Interfaith Executive Director Greg An­glea showed off the newly remodeled 49-bed Haven House in December. The homeless shelter will be open all year and finding jobs and permanent hous­ing for residents.

Interfaith Executive Director Greg An­glea showed off the newly remodeled 49-bed Haven House in December. The homeless shelter will be open all year and finding jobs and permanent hous­ing for residents.

Interfaith Community Services has been taking in homeless people for 35 years, but, up until now the shelter op­erated only during four winter months, December through March.

On Wednesday, March 30 the commu­nity services agency held a “Grand Un­closing Event” for Haven House, which will stay open throughout the year.

The shelter opened as the first one in North San Diego County to be open to both men and women on December 1 and underwent a remodel that brought the number of beds from 40 to 49 later that month.

“This is going to be the first year- round emergency shelter for the home­less in the history of North County that serves both men and women,” said Greg Anglea, executive director.

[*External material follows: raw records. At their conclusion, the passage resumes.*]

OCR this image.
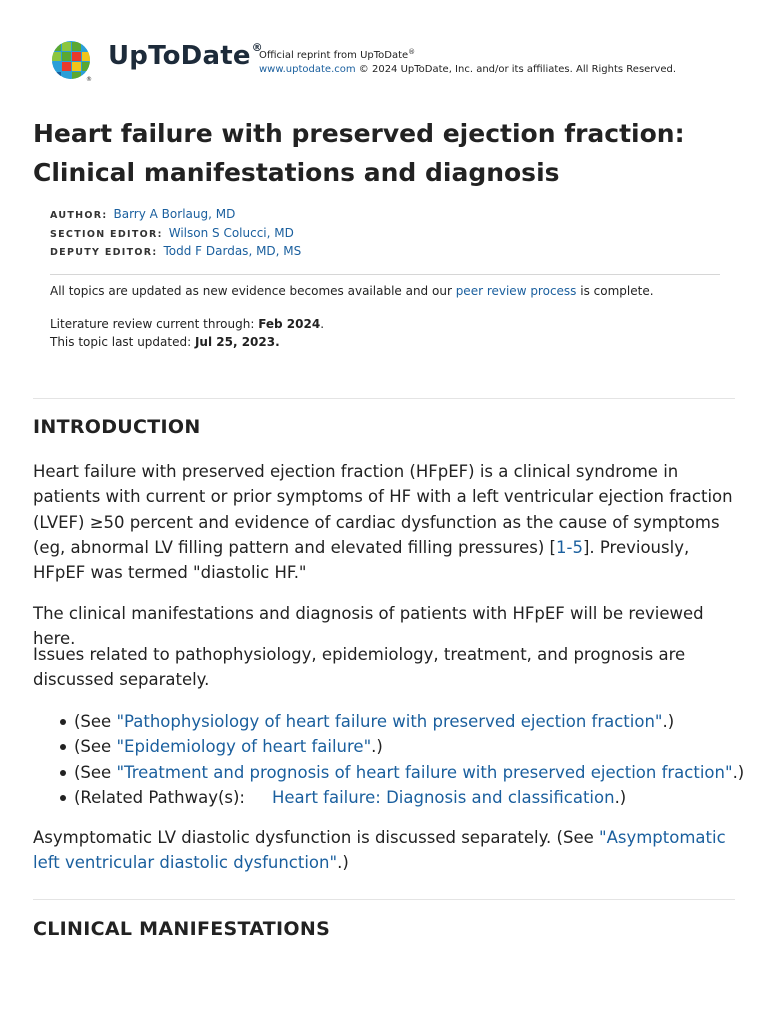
®
UpToDate®
Official reprint from UpToDate®
www.uptodate.com © 2024 UpToDate, Inc. and/or its affiliates. All Rights Reserved.
Heart failure with preserved ejection fraction: Clinical manifestations and diagnosis
AUTHOR: Barry A Borlaug, MD
SECTION EDITOR: Wilson S Colucci, MD
DEPUTY EDITOR: Todd F Dardas, MD, MS
All topics are updated as new evidence becomes available and our peer review process is complete.
Literature review current through: Feb 2024.
This topic last updated: Jul 25, 2023.
INTRODUCTION

Heart failure with preserved ejection fraction (HFpEF) is a clinical syndrome in patients with current or prior symptoms of HF with a left ventricular ejection fraction (LVEF) ≥50 percent and evidence of cardiac dysfunction as the cause of symptoms (eg, abnormal LV filling pattern and elevated filling pressures) [1-5]. Previously, HFpEF was termed "diastolic HF."

The clinical manifestations and diagnosis of patients with HFpEF will be reviewed here.

Issues related to pathophysiology, epidemiology, treatment, and prognosis are discussed separately.

(See "Pathophysiology of heart failure with preserved ejection fraction".)
(See "Epidemiology of heart failure".)
(See "Treatment and prognosis of heart failure with preserved ejection fraction".)
(Related Pathway(s): Heart failure: Diagnosis and classification.)

Asymptomatic LV diastolic dysfunction is discussed separately. (See "Asymptomatic left ventricular diastolic dysfunction".)

CLINICAL MANIFESTATIONS
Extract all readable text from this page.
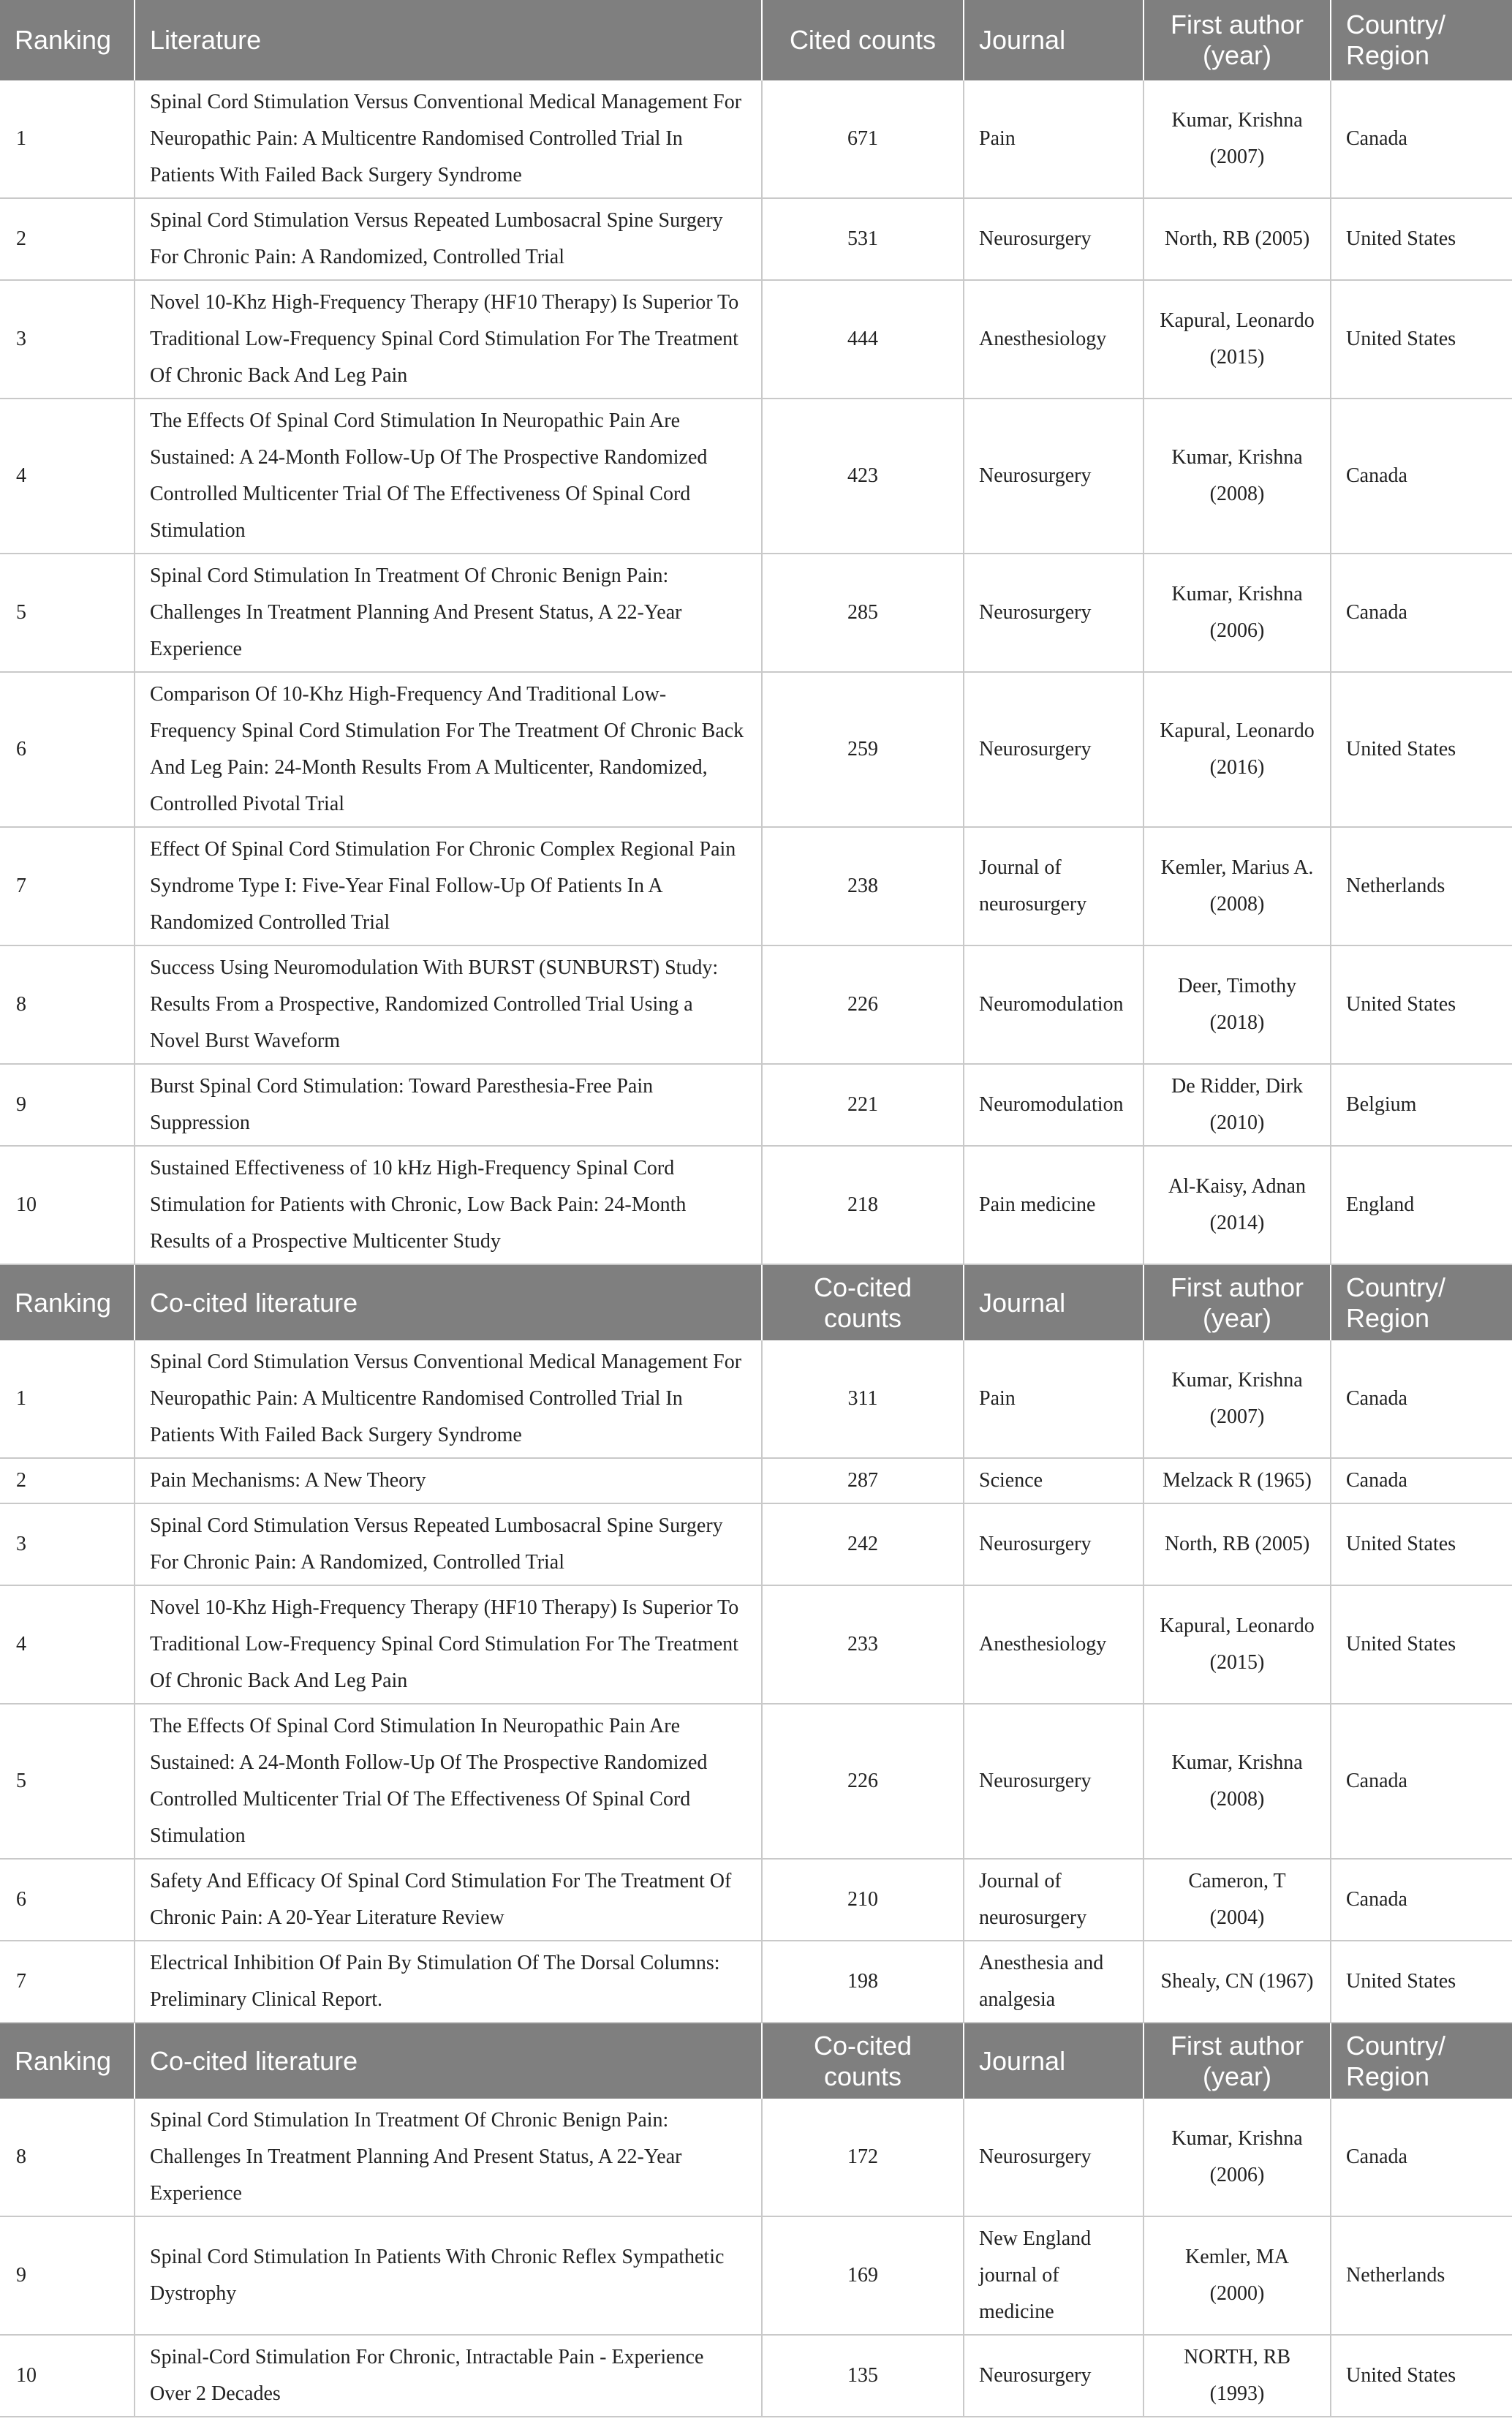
Ranking	Literature	Cited counts	Journal	First author (year)	Country/ Region
1	Spinal Cord Stimulation Versus Conventional Medical Management For Neuropathic Pain: A Multicentre Randomised Controlled Trial In Patients With Failed Back Surgery Syndrome	671	Pain	Kumar, Krishna (2007)	Canada
2	Spinal Cord Stimulation Versus Repeated Lumbosacral Spine Surgery For Chronic Pain: A Randomized, Controlled Trial	531	Neurosurgery	North, RB (2005)	United States
3	Novel 10-Khz High-Frequency Therapy (HF10 Therapy) Is Superior To Traditional Low-Frequency Spinal Cord Stimulation For The Treatment Of Chronic Back And Leg Pain	444	Anesthesiology	Kapural, Leonardo (2015)	United States
4	The Effects Of Spinal Cord Stimulation In Neuropathic Pain Are Sustained: A 24-Month Follow-Up Of The Prospective Randomized Controlled Multicenter Trial Of The Effectiveness Of Spinal Cord Stimulation	423	Neurosurgery	Kumar, Krishna (2008)	Canada
5	Spinal Cord Stimulation In Treatment Of Chronic Benign Pain: Challenges In Treatment Planning And Present Status, A 22-Year Experience	285	Neurosurgery	Kumar, Krishna (2006)	Canada
6	Comparison Of 10-Khz High-Frequency And Traditional Low-Frequency Spinal Cord Stimulation For The Treatment Of Chronic Back And Leg Pain: 24-Month Results From A Multicenter, Randomized, Controlled Pivotal Trial	259	Neurosurgery	Kapural, Leonardo (2016)	United States
7	Effect Of Spinal Cord Stimulation For Chronic Complex Regional Pain Syndrome Type I: Five-Year Final Follow-Up Of Patients In A Randomized Controlled Trial	238	Journal of neurosurgery	Kemler, Marius A. (2008)	Netherlands
8	Success Using Neuromodulation With BURST (SUNBURST) Study: Results From a Prospective, Randomized Controlled Trial Using a Novel Burst Waveform	226	Neuromodulation	Deer, Timothy (2018)	United States
9	Burst Spinal Cord Stimulation: Toward Paresthesia-Free Pain Suppression	221	Neuromodulation	De Ridder, Dirk (2010)	Belgium
10	Sustained Effectiveness of 10 kHz High-Frequency Spinal Cord Stimulation for Patients with Chronic, Low Back Pain: 24-Month Results of a Prospective Multicenter Study	218	Pain medicine	Al-Kaisy, Adnan (2014)	England
Ranking	Co-cited literature	Co-cited counts	Journal	First author (year)	Country/ Region
1	Spinal Cord Stimulation Versus Conventional Medical Management For Neuropathic Pain: A Multicentre Randomised Controlled Trial In Patients With Failed Back Surgery Syndrome	311	Pain	Kumar, Krishna (2007)	Canada
2	Pain Mechanisms: A New Theory	287	Science	Melzack R (1965)	Canada
3	Spinal Cord Stimulation Versus Repeated Lumbosacral Spine Surgery For Chronic Pain: A Randomized, Controlled Trial	242	Neurosurgery	North, RB (2005)	United States
4	Novel 10-Khz High-Frequency Therapy (HF10 Therapy) Is Superior To Traditional Low-Frequency Spinal Cord Stimulation For The Treatment Of Chronic Back And Leg Pain	233	Anesthesiology	Kapural, Leonardo (2015)	United States
5	The Effects Of Spinal Cord Stimulation In Neuropathic Pain Are Sustained: A 24-Month Follow-Up Of The Prospective Randomized Controlled Multicenter Trial Of The Effectiveness Of Spinal Cord Stimulation	226	Neurosurgery	Kumar, Krishna (2008)	Canada
6	Safety And Efficacy Of Spinal Cord Stimulation For The Treatment Of Chronic Pain: A 20-Year Literature Review	210	Journal of neurosurgery	Cameron, T (2004)	Canada
7	Electrical Inhibition Of Pain By Stimulation Of The Dorsal Columns: Preliminary Clinical Report.	198	Anesthesia and analgesia	Shealy, CN (1967)	United States
Ranking	Co-cited literature	Co-cited counts	Journal	First author (year)	Country/ Region
8	Spinal Cord Stimulation In Treatment Of Chronic Benign Pain: Challenges In Treatment Planning And Present Status, A 22-Year Experience	172	Neurosurgery	Kumar, Krishna (2006)	Canada
9	Spinal Cord Stimulation In Patients With Chronic Reflex Sympathetic Dystrophy	169	New England journal of medicine	Kemler, MA (2000)	Netherlands
10	Spinal-Cord Stimulation For Chronic, Intractable Pain - Experience Over 2 Decades	135	Neurosurgery	NORTH, RB (1993)	United States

The year-round shelter has enrolled 72 clients since December 23 and 85 % of clients who have successfully exited the program obtained stable housing, according to a Haven House flier.

The shelter provided 1,448 showers, 291 loads of laundry and 4,140 dinners in its first 69 days of operation.

Interfaith’s mission statement is “Helping People Help Themselves” and Anglea says that means helping people with “a hand up instead of a hand-out.”

The shelter is funded for this year, having met $500,000 in costs, about $200,000 for the renovation and the rest for operating expenses, Anglea said. A team of fundraisers is working on getting $300,000 needed to meet next year’s expenses.

“The path toward ending homeless­ness is simple but difficult,” Anglea said. “It’s about creating an income, stabilizing life skills … that is really predicated on overcoming traumas that they have experienced while living on the streets. And, often it is a traumat­ic experience that led someone to be homeless in the first place.”

The need is great. According to San Diego’s Regional Task Force on the Homeless’s Point-in-Time count in 2015 volunteers spotted 430 homeless people of which of which 318 were in approved shelters and 112 were sleep­ing in cars, makeshift shelters or in the open in Escondido alone.

Escondido had 5% of the homeless in San Diego, according to the task force.

Anglea said the Point-in-Time count found around 1,600 homeless in the North County area, but North County agencies have joined in using another count.

Anglea said Interfaith launched a col­laborative project with the agencies that used a “pretty adept assessment” that lasts about 30 minutes.

“We have actually done those assess­ments on more than 1,200 individuals and households just in North County,” he said. “And we actually agreed to use one common assessment of every indi­vidual who is homeless.”

“So that is a much more reliable figure than any other metric out there because we’ve laid eyeballs on these 1,200 individuals, who they are, what their situation is and we know the re­sources that will be most effective for them.”

The 140 employees at Interfaith’s several branches offer a wide array of services for those seeking help. Oceans­ide branches offer social services and services to veterans. An office in Carls­bad offers employment services.

Everyone who lives at Haven House has a case manager and a social worker.